The factor that drew me to the Philly Zoo was the work they do with endangered animals. Each animal department has breeding programs and species survival plans to help grow species population numbers. The Zoo also partners with many conservation organizations to help protect wild animals. The Philly Zoo was America’s First Zoo and home to many other firsts including the first to keep our flamingos pink, the first to successfully bred Golden Lion Tamarians and help bring their population number back from near extinction, the first to assist in efforts in saving the Rodrigues Fruit bat that was dangerously close to extinction, and we are home to the only Mhoor gazelle in North America and they are unfortunately extinct in the wild.
By being home to many rare species we have the opportunity to educate the public about these fascinating animals, so another one of my responsibilities was guest education. I would stand in front of an animal enclosure and do a “keeper chat” providing information about the animal and answering guests’ questions. The Philly Zoo is an accredited member of the Association of Zoos and Aquariums, so animal care and animal welfare is of highest importance to zookeepers, curators, and the animal health team, and throughout the summer I would be assigned animal observation projects to assist the animal care teams in researching their animal’s behavior including Amur tigers, a giraffe family, a mongoose lemur family (that welcomed a baby mid-summer!), Western lowland gorillas, a white-handed gibbon family, and many others.
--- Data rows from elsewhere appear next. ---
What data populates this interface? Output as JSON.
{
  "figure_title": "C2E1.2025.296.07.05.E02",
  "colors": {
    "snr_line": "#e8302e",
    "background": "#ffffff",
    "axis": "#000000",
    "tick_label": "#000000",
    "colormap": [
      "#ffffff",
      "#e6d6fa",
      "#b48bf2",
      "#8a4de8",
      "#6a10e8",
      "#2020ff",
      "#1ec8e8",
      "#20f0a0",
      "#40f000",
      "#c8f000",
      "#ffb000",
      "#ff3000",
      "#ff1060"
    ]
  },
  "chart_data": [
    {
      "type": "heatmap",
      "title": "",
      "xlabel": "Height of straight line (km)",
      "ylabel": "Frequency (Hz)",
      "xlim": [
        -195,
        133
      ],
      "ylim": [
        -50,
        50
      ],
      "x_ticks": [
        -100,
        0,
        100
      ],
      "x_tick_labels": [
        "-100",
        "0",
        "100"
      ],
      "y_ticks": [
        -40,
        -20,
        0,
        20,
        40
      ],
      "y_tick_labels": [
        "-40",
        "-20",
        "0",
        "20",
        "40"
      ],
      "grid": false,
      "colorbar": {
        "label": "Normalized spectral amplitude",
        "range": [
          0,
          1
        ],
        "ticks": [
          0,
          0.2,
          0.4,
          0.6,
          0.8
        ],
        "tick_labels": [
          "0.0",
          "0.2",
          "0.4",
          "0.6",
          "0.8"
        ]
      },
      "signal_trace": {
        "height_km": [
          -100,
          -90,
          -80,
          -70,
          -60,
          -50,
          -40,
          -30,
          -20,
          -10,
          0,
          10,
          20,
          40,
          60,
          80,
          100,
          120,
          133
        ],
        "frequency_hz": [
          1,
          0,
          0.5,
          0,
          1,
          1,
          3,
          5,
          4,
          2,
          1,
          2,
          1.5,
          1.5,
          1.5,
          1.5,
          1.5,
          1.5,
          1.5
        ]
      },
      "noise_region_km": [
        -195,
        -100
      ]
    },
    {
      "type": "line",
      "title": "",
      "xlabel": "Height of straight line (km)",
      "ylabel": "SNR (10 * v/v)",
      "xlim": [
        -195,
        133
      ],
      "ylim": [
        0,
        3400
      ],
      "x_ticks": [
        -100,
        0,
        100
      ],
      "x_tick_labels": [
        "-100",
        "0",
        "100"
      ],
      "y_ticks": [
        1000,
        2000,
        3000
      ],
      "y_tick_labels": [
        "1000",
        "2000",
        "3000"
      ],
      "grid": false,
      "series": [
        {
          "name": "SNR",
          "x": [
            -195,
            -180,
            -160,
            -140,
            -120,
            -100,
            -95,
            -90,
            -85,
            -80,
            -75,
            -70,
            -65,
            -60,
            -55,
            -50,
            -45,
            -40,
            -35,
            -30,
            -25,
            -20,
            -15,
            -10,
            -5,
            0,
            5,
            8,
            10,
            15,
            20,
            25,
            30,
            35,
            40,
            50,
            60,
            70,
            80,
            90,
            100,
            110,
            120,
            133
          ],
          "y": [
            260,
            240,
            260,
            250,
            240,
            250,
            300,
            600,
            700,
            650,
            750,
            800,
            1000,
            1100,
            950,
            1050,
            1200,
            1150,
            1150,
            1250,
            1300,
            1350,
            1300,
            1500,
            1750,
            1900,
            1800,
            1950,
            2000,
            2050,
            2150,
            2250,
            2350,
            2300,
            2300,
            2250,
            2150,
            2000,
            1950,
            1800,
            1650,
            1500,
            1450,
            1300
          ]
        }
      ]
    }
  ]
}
The project that stands out is my observation of Tony, a southern white rhino, to determine what affects his body position in his habitat. I found the higher the noise level is on the path the more likely he would be turning away from guests due to his excellent hearing. Through this observation, I developed a fondness for him and became in tune with his likes and dislikes, he is extremely docile and lives with two female zebras (Susie and Laura), and he gets frightened by squirrels, birds, and even butterflies.
This internship was crucial for me to get experience with animals and explore the world of careers that work with animals.